Foreign Earned Income Exclusion

The Foreign Earned Income Exclusion provides a huge tax break for some self-employed people having moveable trades or businesses. The Exclusion is also a great break for employees who have jobs involving extended assignments overseas and who aren’t required to spend a lot of time in the corporate offices.

U.S. citizens working and residing for nearly a full year in a foreign country may exclude up to $80,000 of their earned income or self-employment earnings from U.S. taxes. But to the extent the foreign country where the individual resides imposes tax on income earned, this is certainly not a way to entirely avoid taxes. The key is whether the country in where you reside and work imposes substantially less taxes than what would have to be paid in the U.S. And, in a few cases, individuals may be able to create a job for themselves in a tax haven country where there is no tax on their earnings.

For example, a couple who are s self-published writers relocated for two years to the Bahaman Islands. Their publishing business was a U.S. corporation that continued to publish and sell their books and newsletters. While they worked in the Bahamas, they each were receiving compensation of $70,000 a year for the two years they were in residence. The salaries were deductible by the corporation the same as when the couple worked in the U.S. After accumulating nearly $280,000 of tax free earnings, they returned to the U.S.
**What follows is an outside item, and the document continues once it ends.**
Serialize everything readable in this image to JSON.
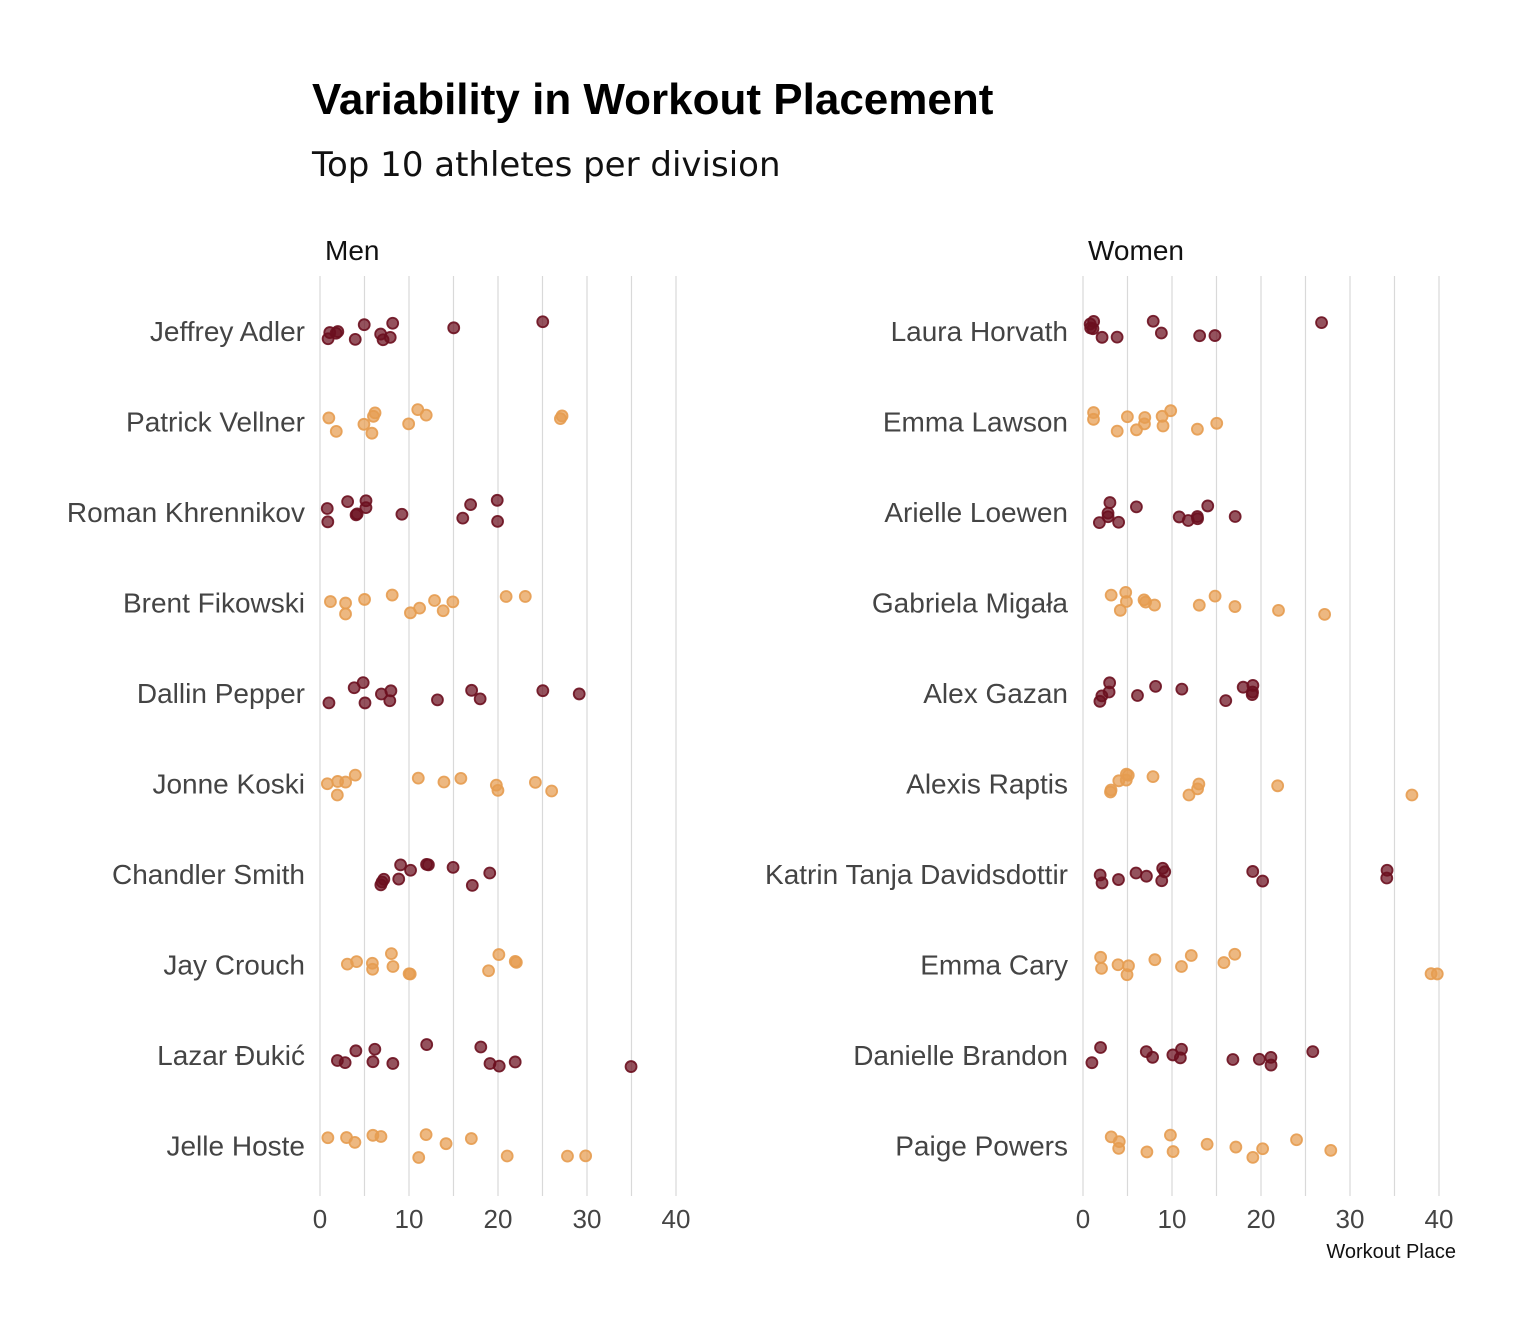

The pre-1997 law permitted U.S. citizens working and living abroad to exclude up to $70,000 a year of earnings from U.S. taxes each. This has now been increased by $2,000 a year for each year from the years1998 through 2002. In 2002, the exempt amount became $80,000 per year. After the year 2002, the amount was to be indexed for inflation.

This exclusion, which is an alternative to the foreign tax credit, is better choice for those working in high tax foreign countries. The exclusion is even more beneficial for those who work in low tax countries.

What’s more, it isn’t required that an individual reside for the entire time in the same foreign country. He can move from country to country. The requirement is that he lives and works abroad for at least 330 days out of each year in order to qualify for the full exclusion. Time that is spent traveling between countries is counted as time spent working in a foreign country. The Foreign Earned Income Exclusion is only available after a U.S. citizen has resided offshore for a period of at least 330 days out of any full year, after which the exclusion becomes available for portions of a year spent working offshore.

It should be noted, however, that any other income realized or earned while working overseas is still subject to U.S. taxes. Any earnings in exceeding the exclusion, such as capital gains, interest, dividends, royalties, etc., is subject to U.S. taxes.